The steps of Non-ASCII form submit processing
While scraping multi-languages web-pages, sometimes confused about the garbled display when parsing the html pages. Here I found a helpful article about the Non-ASCII Characters Forms processing, I list here for quick retrieving:
Basically, the article explains:
- How non ASCII characters are recorded on a Web page depends on the “charset” setting of the page.
- URL encoding is applied when input strings are transferred to the server.
- PHP CGI module applies URL decoding when parsing input strings into $_REQUEST.
C1. Key sequences on keyboard
|- Language input tool (optional)
C2. Byte sequences
|- Web browser
C3: HTTP request
|- Internet TCP/IP Connection
C4. HTTP request
|- Web server
C5. CGI variables and input stream
|- PHP CGI interface
C6. PHP built-in variable and input stream
1. Page encoding – Input strings entered in a HTML page will be encoded immediately based on the page’s
“charset” setting. For example, if the page has “charset=iso-8859-1”, double-byte Unicode characters
will be encoded as HTML entities in the form of “&#nnnnn;“, where “nnnnn” represents the
decimal value of the Unicode character code. For example, “你” is Unicode character encoded
as a HTML entity.
If the page has “charset=utf-8“, double-byte Unicode characters will be encoded as UTF-8 byte sequences. For example, “\xE4\xBD\xA0” is a Unicode character encoded as a UTF-8 byte sequence.
2. URL encoding – Web browser will then apply “x-www-form-urlencoded” to all input strings when sending them to the server as part of the HTTP request. URL encoding converts all non ASCII bytes in the form of “%xx”, “xx” is the HEX value of the byte. URL encoding also converts special characters in the form of “%xx”, with one exception for the space character ” “. It will be converted to “+”.
For example, if the page “charset=iso-8859-1”, a Unicode character is entered into the page. It will be encoded immediately as a HTML entity, like “你”. When sending it to the server, it will be encoded again as “%26%2320320%3B”.
If the page has “charset=utf-8”, the same Unicode character is entered into the page. It will be encoded immediately as a UTF-8 byte sequence, like ‘\xE4\xBD\xA0“. When sending it to the server, it will be encoded again as “%E4%BD%A0“.
3. From step “C3” to “C4”, Internet will maintain the URL encoded input strings as is.
4. From step “C4” to “C5”, Web server will maintain the URL encoded input strings as is.
5. From step “C5” to “C6”, PHP CGI interface is doing something interesting for you:
- $_SERVER[‘QUERY_STRING’] stores the URL encoded input strings as is, if input is submitted with the GET method.
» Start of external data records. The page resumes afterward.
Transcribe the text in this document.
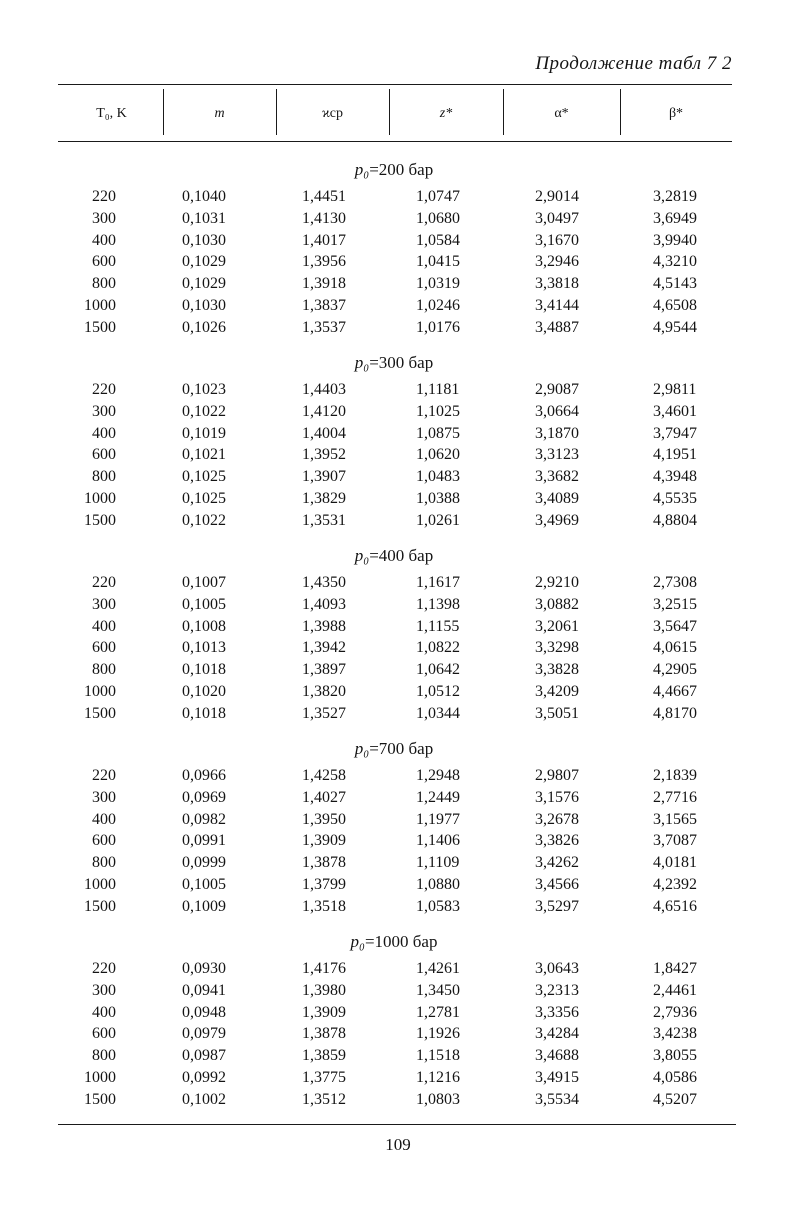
Продолжение табл 7 2
T₀, K	m	ϰср	z*	α*	β*
p₀=200 бар
220	0,1040	1,4451	1,0747	2,9014	3,2819
300	0,1031	1,4130	1,0680	3,0497	3,6949
400	0,1030	1,4017	1,0584	3,1670	3,9940
600	0,1029	1,3956	1,0415	3,2946	4,3210
800	0,1029	1,3918	1,0319	3,3818	4,5143
1000	0,1030	1,3837	1,0246	3,4144	4,6508
1500	0,1026	1,3537	1,0176	3,4887	4,9544
p₀=300 бар
220	0,1023	1,4403	1,1181	2,9087	2,9811
300	0,1022	1,4120	1,1025	3,0664	3,4601
400	0,1019	1,4004	1,0875	3,1870	3,7947
600	0,1021	1,3952	1,0620	3,3123	4,1951
800	0,1025	1,3907	1,0483	3,3682	4,3948
1000	0,1025	1,3829	1,0388	3,4089	4,5535
1500	0,1022	1,3531	1,0261	3,4969	4,8804
p₀=400 бар
220	0,1007	1,4350	1,1617	2,9210	2,7308
300	0,1005	1,4093	1,1398	3,0882	3,2515
400	0,1008	1,3988	1,1155	3,2061	3,5647
600	0,1013	1,3942	1,0822	3,3298	4,0615
800	0,1018	1,3897	1,0642	3,3828	4,2905
1000	0,1020	1,3820	1,0512	3,4209	4,4667
1500	0,1018	1,3527	1,0344	3,5051	4,8170
p₀=700 бар
220	0,0966	1,4258	1,2948	2,9807	2,1839
300	0,0969	1,4027	1,2449	3,1576	2,7716
400	0,0982	1,3950	1,1977	3,2678	3,1565
600	0,0991	1,3909	1,1406	3,3826	3,7087
800	0,0999	1,3878	1,1109	3,4262	4,0181
1000	0,1005	1,3799	1,0880	3,4566	4,2392
1500	0,1009	1,3518	1,0583	3,5297	4,6516
p₀=1000 бар
220	0,0930	1,4176	1,4261	3,0643	1,8427
300	0,0941	1,3980	1,3450	3,2313	2,4461
400	0,0948	1,3909	1,2781	3,3356	2,7936
600	0,0979	1,3878	1,1926	3,4284	3,4238
800	0,0987	1,3859	1,1518	3,4688	3,8055
1000	0,0992	1,3775	1,1216	3,4915	4,0586
1500	0,1002	1,3512	1,0803	3,5534	4,5207
109
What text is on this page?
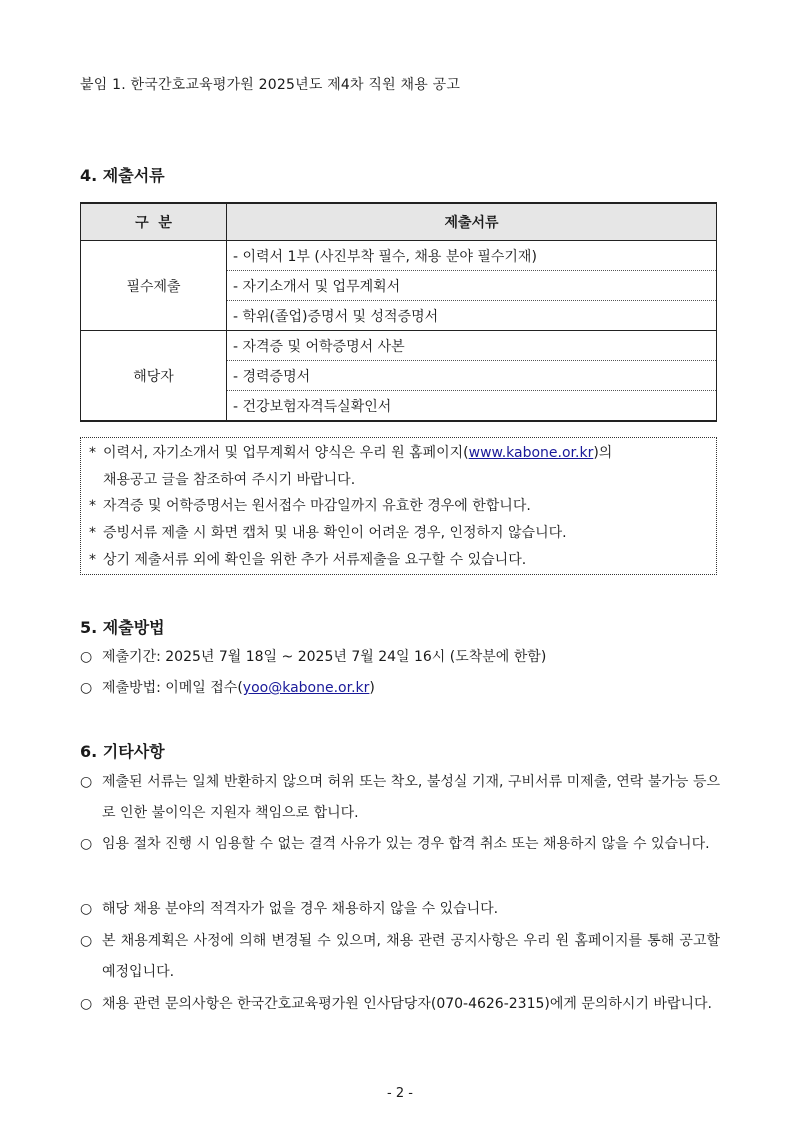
붙임 1. 한국간호교육평가원 2025년도 제4차 직원 채용 공고
4. 제출서류
구  분	제출서류
필수제출	- 이력서 1부 (사진부착 필수, 채용 분야 필수기재)
	- 자기소개서 및 업무계획서
	- 학위(졸업)증명서 및 성적증명서
해당자	- 자격증 및 어학증명서 사본
	- 경력증명서
	- 건강보험자격득실확인서
* 이력서, 자기소개서 및 업무계획서 양식은 우리 원 홈페이지(www.kabone.or.kr)의
채용공고 글을 참조하여 주시기 바랍니다.
* 자격증 및 어학증명서는 원서접수 마감일까지 유효한 경우에 한합니다.
* 증빙서류 제출 시 화면 캡처 및 내용 확인이 어려운 경우, 인정하지 않습니다.
* 상기 제출서류 외에 확인을 위한 추가 서류제출을 요구할 수 있습니다.
5. 제출방법
○ 제출기간: 2025년 7월 18일 ~ 2025년 7월 24일 16시 (도착분에 한함)
○ 제출방법: 이메일 접수(yoo@kabone.or.kr)
6. 기타사항
○ 제출된 서류는 일체 반환하지 않으며 허위 또는 착오, 불성실 기재, 구비서류 미제출, 연락 불가능 등으로 인한 불이익은 지원자 책임으로 합니다.
○ 임용 절차 진행 시 임용할 수 없는 결격 사유가 있는 경우 합격 취소 또는 채용하지 않을 수 있습니다.
○ 해당 채용 분야의 적격자가 없을 경우 채용하지 않을 수 있습니다.
○ 본 채용계획은 사정에 의해 변경될 수 있으며, 채용 관련 공지사항은 우리 원 홈페이지를 통해 공고할 예정입니다.
○ 채용 관련 문의사항은 한국간호교육평가원 인사담당자(070-4626-2315)에게 문의하시기 바랍니다.
- 2 -
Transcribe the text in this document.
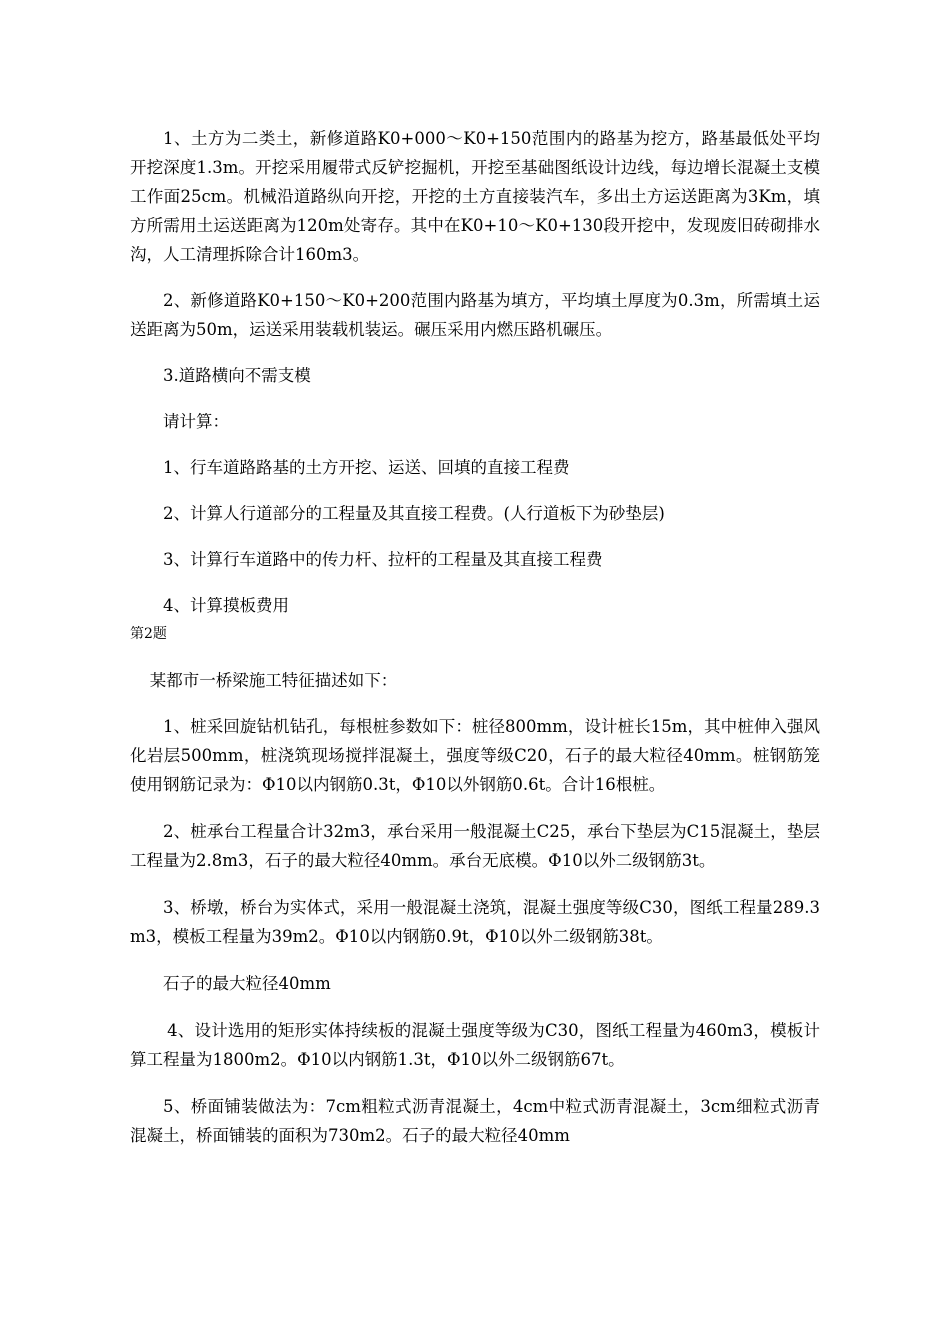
1、土方为二类土，新修道路K0+000～K0+150范围内的路基为挖方，路基最低处平均开挖深度1.3m。开挖采用履带式反铲挖掘机，开挖至基础图纸设计边线，每边增长混凝土支模工作面25cm。机械沿道路纵向开挖，开挖的土方直接装汽车，多出土方运送距离为3Km，填方所需用土运送距离为120m处寄存。其中在K0+10～K0+130段开挖中，发现废旧砖砌排水沟，人工清理拆除合计160m3。

2、新修道路K0+150～K0+200范围内路基为填方，平均填土厚度为0.3m，所需填土运送距离为50m，运送采用装载机装运。碾压采用内燃压路机碾压。

3.道路横向不需支模

请计算：

1、行车道路路基的土方开挖、运送、回填的直接工程费

2、计算人行道部分的工程量及其直接工程费。(人行道板下为砂垫层)

3、计算行车道路中的传力杆、拉杆的工程量及其直接工程费

4、计算摸板费用

第2题

某都市一桥梁施工特征描述如下：

1、桩采回旋钻机钻孔，每根桩参数如下：桩径800mm，设计桩长15m，其中桩伸入强风化岩层500mm，桩浇筑现场搅拌混凝土，强度等级C20，石子的最大粒径40mm。桩钢筋笼使用钢筋记录为：Φ10以内钢筋0.3t，Φ10以外钢筋0.6t。合计16根桩。

2、桩承台工程量合计32m3，承台采用一般混凝土C25，承台下垫层为C15混凝土，垫层工程量为2.8m3，石子的最大粒径40mm。承台无底模。Φ10以外二级钢筋3t。

3、桥墩，桥台为实体式，采用一般混凝土浇筑，混凝土强度等级C30，图纸工程量289.3m3，模板工程量为39m2。Φ10以内钢筋0.9t，Φ10以外二级钢筋38t。

石子的最大粒径40mm

4、设计选用的矩形实体持续板的混凝土强度等级为C30，图纸工程量为460m3，模板计算工程量为1800m2。Φ10以内钢筋1.3t，Φ10以外二级钢筋67t。

5、桥面铺装做法为：7cm粗粒式沥青混凝土，4cm中粒式沥青混凝土，3cm细粒式沥青混凝土，桥面铺装的面积为730m2。石子的最大粒径40mm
- If input is submitted with the POST method, the URL encoded input strings will be maintained in the input stream.
- PHP parses input strings out of $_SERVER[‘QUERY_STRING’] or input stream into an array called $_REQUEST. During this parsing process, URL decoding is applied. All input strings are converted back to how they are entered on the page.
6. What do you want to do with the characters in the input data is your decision. You could output them back to the HTML document, or store them in a file. Of course, you can apply any conversion you want to.